Toward Fairness in Health Care Training Data

Key Takeaways

• Bias arises when we build algorithms using datasets that don’t mirror the population. When generalized to larger swathes of the population, these nonrepresentative data have the potential to confound research findings.

• The vast majority of the health data used to build AI algorithms came from only three states, with little or no representation from the remaining 47 states.

• Policymakers, regulators, industry, and academia need to work together to ensure medical AI data reflect America’s diversity across not only geography but also many other important attributes. To that end, nationwide data sharing initiatives should be a top priority.

Executive Summary

With recent advances in artificial intelligence (AI), researchers can now train sophisticated computer algorithms to interpret medical images – often with accuracy comparable to trained physicians. Yet our recent survey of medical research shows that these algorithms rely on datasets that lack population diversity and could introduce bias into the understanding of a patient’s health condition.

Artificial intelligence algorithms increasingly inform the decisions of human experts. In medical imaging, these algorithms may help a doctor spot a subtle finding or suggest an alternate diagnosis. But bias in the data used to train these high-stakes algorithms can bias the algorithm itself. Our analysis shows that the datasets used to develop these algorithms come from only a handful of locations – raising serious questions for policymakers—but also providing opportunities for course correction.

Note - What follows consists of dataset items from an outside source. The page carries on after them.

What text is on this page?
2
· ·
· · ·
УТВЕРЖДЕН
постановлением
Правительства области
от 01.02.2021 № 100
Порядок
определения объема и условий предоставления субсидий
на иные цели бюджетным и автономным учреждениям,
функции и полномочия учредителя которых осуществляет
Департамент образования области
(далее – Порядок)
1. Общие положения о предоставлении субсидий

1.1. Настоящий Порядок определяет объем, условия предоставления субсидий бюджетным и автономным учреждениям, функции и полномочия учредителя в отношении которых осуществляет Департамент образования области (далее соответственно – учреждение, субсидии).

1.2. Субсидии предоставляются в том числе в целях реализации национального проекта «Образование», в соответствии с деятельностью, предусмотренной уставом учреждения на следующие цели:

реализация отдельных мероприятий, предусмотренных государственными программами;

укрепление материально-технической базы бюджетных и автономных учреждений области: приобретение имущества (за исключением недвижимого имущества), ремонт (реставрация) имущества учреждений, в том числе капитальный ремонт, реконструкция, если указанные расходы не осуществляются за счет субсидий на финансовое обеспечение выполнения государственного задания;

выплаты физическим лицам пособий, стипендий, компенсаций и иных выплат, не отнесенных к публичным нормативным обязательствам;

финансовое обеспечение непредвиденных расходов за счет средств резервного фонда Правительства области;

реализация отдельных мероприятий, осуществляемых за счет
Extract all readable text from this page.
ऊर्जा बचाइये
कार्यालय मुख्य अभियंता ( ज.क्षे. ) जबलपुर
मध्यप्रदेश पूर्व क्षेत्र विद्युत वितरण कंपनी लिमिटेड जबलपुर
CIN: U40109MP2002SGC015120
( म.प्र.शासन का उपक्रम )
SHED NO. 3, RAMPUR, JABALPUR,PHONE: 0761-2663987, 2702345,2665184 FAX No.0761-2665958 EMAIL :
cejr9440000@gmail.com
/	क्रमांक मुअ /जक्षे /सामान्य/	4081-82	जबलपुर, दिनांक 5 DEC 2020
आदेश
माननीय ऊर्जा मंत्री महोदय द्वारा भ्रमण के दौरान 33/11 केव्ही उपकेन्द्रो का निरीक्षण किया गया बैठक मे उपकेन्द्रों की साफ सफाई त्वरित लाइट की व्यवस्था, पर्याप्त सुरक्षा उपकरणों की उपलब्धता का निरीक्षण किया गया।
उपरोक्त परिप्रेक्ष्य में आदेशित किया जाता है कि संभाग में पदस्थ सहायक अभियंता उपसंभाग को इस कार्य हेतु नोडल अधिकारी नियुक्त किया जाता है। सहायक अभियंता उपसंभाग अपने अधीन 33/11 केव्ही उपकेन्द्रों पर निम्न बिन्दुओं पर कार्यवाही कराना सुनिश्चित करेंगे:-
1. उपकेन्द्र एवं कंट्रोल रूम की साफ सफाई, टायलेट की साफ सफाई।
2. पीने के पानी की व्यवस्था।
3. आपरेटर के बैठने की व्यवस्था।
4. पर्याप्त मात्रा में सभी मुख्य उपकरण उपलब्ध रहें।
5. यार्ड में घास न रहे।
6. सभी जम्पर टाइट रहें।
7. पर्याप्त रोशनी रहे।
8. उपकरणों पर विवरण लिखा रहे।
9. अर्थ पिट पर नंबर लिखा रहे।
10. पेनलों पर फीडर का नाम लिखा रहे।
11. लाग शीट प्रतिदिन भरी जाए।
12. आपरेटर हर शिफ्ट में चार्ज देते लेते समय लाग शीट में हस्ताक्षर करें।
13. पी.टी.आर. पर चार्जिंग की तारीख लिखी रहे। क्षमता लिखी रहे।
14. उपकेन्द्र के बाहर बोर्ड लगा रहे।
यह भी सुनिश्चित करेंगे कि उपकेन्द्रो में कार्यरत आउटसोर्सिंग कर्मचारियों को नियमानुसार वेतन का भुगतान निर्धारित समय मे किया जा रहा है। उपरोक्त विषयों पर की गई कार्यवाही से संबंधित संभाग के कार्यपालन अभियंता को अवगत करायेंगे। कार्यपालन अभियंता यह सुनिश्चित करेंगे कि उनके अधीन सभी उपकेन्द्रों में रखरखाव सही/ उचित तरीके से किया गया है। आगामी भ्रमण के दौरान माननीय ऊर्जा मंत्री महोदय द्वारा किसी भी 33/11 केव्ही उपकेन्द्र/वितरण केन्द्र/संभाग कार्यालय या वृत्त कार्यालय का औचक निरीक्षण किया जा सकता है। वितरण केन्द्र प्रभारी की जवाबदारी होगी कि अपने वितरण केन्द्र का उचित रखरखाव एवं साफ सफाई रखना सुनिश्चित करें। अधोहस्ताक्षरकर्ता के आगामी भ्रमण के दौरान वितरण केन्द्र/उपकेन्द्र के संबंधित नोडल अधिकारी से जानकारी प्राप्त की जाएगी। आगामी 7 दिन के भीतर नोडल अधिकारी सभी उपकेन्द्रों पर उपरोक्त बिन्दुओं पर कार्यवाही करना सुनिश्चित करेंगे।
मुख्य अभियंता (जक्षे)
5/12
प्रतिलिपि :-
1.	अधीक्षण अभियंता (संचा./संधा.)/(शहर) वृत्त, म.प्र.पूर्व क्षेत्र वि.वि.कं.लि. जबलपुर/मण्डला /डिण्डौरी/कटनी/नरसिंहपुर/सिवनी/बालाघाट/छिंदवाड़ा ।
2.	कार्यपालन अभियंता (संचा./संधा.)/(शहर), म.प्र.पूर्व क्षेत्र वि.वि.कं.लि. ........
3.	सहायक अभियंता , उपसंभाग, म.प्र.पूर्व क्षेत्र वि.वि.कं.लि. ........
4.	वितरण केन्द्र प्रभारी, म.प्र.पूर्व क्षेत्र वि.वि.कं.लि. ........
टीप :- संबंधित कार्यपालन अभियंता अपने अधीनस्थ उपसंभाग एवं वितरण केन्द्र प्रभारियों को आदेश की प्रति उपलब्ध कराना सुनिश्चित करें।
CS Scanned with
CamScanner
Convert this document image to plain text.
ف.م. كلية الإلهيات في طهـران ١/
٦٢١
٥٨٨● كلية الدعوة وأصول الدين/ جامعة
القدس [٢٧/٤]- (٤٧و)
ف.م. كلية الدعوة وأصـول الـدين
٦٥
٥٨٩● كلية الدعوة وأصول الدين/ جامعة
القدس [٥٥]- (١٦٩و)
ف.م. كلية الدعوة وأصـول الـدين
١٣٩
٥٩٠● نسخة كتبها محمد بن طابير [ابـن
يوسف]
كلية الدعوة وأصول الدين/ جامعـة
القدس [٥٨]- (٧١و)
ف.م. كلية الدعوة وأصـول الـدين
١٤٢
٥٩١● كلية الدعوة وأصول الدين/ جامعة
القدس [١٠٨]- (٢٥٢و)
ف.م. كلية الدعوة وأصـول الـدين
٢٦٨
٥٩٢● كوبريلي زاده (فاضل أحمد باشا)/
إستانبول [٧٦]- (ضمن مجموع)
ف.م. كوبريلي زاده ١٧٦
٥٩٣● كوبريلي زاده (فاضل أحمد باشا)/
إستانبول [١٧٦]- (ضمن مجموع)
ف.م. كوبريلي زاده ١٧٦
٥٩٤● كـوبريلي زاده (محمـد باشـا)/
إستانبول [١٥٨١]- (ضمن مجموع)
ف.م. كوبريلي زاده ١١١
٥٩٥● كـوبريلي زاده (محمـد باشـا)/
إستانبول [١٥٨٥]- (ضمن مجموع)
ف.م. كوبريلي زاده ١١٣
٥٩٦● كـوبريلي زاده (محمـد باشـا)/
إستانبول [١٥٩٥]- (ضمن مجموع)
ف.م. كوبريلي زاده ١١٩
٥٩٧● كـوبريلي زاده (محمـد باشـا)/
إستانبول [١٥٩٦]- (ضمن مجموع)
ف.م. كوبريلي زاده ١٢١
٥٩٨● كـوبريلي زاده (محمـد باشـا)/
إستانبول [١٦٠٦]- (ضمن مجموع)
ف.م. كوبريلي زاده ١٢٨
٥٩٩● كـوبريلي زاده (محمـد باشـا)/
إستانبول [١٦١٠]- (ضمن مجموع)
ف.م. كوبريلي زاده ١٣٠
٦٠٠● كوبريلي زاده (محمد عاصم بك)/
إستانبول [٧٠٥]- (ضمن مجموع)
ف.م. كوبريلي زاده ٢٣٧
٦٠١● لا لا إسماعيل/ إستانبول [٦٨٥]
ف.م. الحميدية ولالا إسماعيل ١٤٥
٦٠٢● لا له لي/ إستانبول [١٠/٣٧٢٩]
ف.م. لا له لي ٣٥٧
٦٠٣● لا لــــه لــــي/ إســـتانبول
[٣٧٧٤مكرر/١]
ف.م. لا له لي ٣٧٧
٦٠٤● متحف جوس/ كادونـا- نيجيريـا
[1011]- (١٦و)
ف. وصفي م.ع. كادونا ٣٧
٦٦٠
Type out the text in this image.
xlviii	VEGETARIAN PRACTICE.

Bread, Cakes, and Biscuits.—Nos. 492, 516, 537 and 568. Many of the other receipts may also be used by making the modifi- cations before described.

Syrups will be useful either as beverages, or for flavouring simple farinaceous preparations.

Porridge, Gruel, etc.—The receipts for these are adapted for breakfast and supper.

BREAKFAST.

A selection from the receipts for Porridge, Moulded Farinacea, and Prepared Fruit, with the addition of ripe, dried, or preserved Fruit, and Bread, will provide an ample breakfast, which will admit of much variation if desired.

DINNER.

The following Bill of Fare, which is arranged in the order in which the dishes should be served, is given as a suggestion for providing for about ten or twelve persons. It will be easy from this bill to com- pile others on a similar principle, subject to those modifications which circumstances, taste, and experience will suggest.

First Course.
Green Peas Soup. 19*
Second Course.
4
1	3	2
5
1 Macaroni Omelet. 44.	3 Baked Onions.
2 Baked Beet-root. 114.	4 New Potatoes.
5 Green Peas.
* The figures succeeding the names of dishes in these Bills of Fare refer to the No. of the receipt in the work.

In our research, published in the Journal of the American Medical Association, we looked at data from more than 70 studies that used U.S. patient data to train algorithms designed to compete or collaborate with physicians to perform diagnostic tasks. Overwhelmingly, the datasets came from three states—California, Massachusetts, and New York—with little or no representation from the remaining 47 states. Rectifying this lack of representation in medical data should be front of mind for health policymakers and regulators. Lack of data diversity can be addressed in part by initiatives to streamline the nation’s digital infrastructure, to enhance the availability of patient data from underrepresented populations for larger studies, and to incentivize ethical data sharing and the democratization of medical data.